Она вымученно улыбнулась и пошла, все также прижимая картину обеими руками к груди.

***

Что-то в этом всем было неправильное, думал, закрывая за Клэр дверь, художник. Он провожал ее взглядом, пока она не скрылась из вида, потом пришлось подниматься наверх, в квартиру, где он совершенно не чувствовал себя дома. Только свалившись на широкую двухместную кровать, художник понял, насколько его опустошила эта беседа. Он поступил единственно верно, отдав Клэр Картину, но все равно навалилось ощущение, что он вырвал сейчас кусочек своей души. Хоть Картина и стояла все эти годы в гардеробе, обернутая в пожелтевшие газетные листы, она как будто грела его оттуда. Не давала погрузиться в пучину безумия. Теперь же он застыл на самом краю этой бездны. И вряд ли сможет удержаться в эту холодную мрачную ночь. Рождественскую ночь. Желудок внутри крутило, он как будто пытался вырваться наружу, его распирало и распирало. А легкие сдавливало сильнее и сильнее. Еще немного, и он не сможет дышать.

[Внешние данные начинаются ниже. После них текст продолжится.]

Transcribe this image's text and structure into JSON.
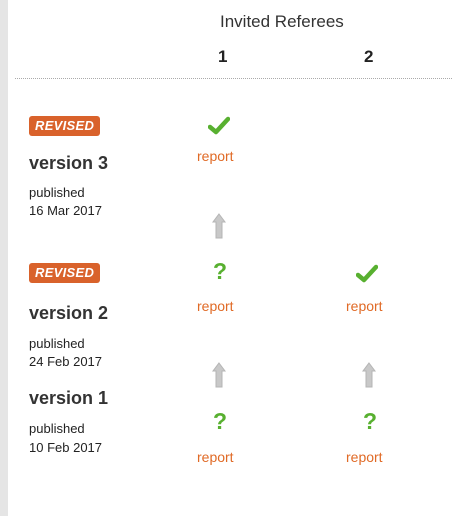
{
  "header": {
    "title": "Invited Referees",
    "referee1": "1",
    "referee2": "2"
  },
  "versions": [
    {
      "badge": "REVISED",
      "label": "version 3",
      "published_label": "published",
      "date": "16 Mar 2017",
      "referee1": {
        "status": "approved",
        "status_icon": "check-icon",
        "report_label": "report"
      }
    },
    {
      "badge": "REVISED",
      "label": "version 2",
      "published_label": "published",
      "date": "24 Feb 2017",
      "referee1": {
        "status": "approved-with-reservations",
        "status_icon": "question-icon",
        "symbol": "?",
        "report_label": "report"
      },
      "referee2": {
        "status": "approved",
        "status_icon": "check-icon",
        "report_label": "report"
      }
    },
    {
      "label": "version 1",
      "published_label": "published",
      "date": "10 Feb 2017",
      "referee1": {
        "status": "approved-with-reservations",
        "status_icon": "question-icon",
        "symbol": "?",
        "report_label": "report"
      },
      "referee2": {
        "status": "approved-with-reservations",
        "status_icon": "question-icon",
        "symbol": "?",
        "report_label": "report"
      }
    }
  ],
  "colors": {
    "badge": "#d9622b",
    "report_link": "#e06a26",
    "status_green": "#58b030",
    "arrow_gray": "#c8c8c8"
  }
}
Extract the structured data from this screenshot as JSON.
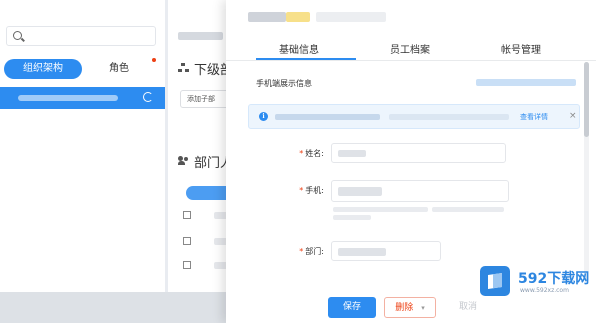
{
  "left_panel": {
    "tabs": [
      {
        "label": "组织架构",
        "active": true
      },
      {
        "label": "角色",
        "active": false
      }
    ]
  },
  "mid_panel": {
    "section1_title": "下级部",
    "add_button_label": "添加子部",
    "section2_title": "部门人"
  },
  "drawer": {
    "tabs": [
      {
        "label": "基础信息",
        "active": true
      },
      {
        "label": "员工档案",
        "active": false
      },
      {
        "label": "帐号管理",
        "active": false
      }
    ],
    "section_title": "手机端展示信息",
    "notice": {
      "icon": "info-icon",
      "link_label": "查看详情",
      "close": "×"
    },
    "fields": [
      {
        "label": "姓名:",
        "required": true
      },
      {
        "label": "手机:",
        "required": true
      },
      {
        "label": "部门:",
        "required": true
      }
    ],
    "footer": {
      "save_label": "保存",
      "delete_label": "删除",
      "cancel_label": "取消"
    }
  },
  "watermark": {
    "title": "592下载网",
    "url": "www.592xz.com"
  },
  "colors": {
    "accent": "#2d8cf0",
    "danger": "#ed4014"
  }
}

В этот момент остался лишь ужас. Художник лежал на покрывале не в силах сделать ни вдоха. Так он и умрет. Один в выстывшей квартире. Так и не увидев Изабел. Не узнав, помогла ли ей эта Картина… Но она его покинула с матерью, десять лет назад покинула. Даже если ребенком она не могла с ним встретиться, но потом-то! Она забыла о своем отце. Как забыла Клэр, как забыли сейчас все. А он лежал на кровати и умирал.

Стук. Так стучит кровь в ушах. Он все еще не мог вдохуть, наверное, кровь прилила к голове и теперь пульсирует в висках. Снова стук. Такой настойчивый. Это теперь и сердце решило его покинуть. А кому он нужен? Ничтожество. Не смог удержать ни жены, ни дочери, ни даже несчастной Картины! Туда ему и дорога.

Стучали в дверь. Художник внезапно понял это и сел на кровати. Желудок внезапно отступил от легких, сползая на свое законное место, давая легким наполниться воздухом. Художник вдохнул. Глубоко, насколько только мог. Потом выдохнул. Медленно, чувствуя, как грудь опускается, сжимая легкие. Он дышал, изголодавшийся по воздуху, осознавая, какое блаженство уже само по себе – дышать…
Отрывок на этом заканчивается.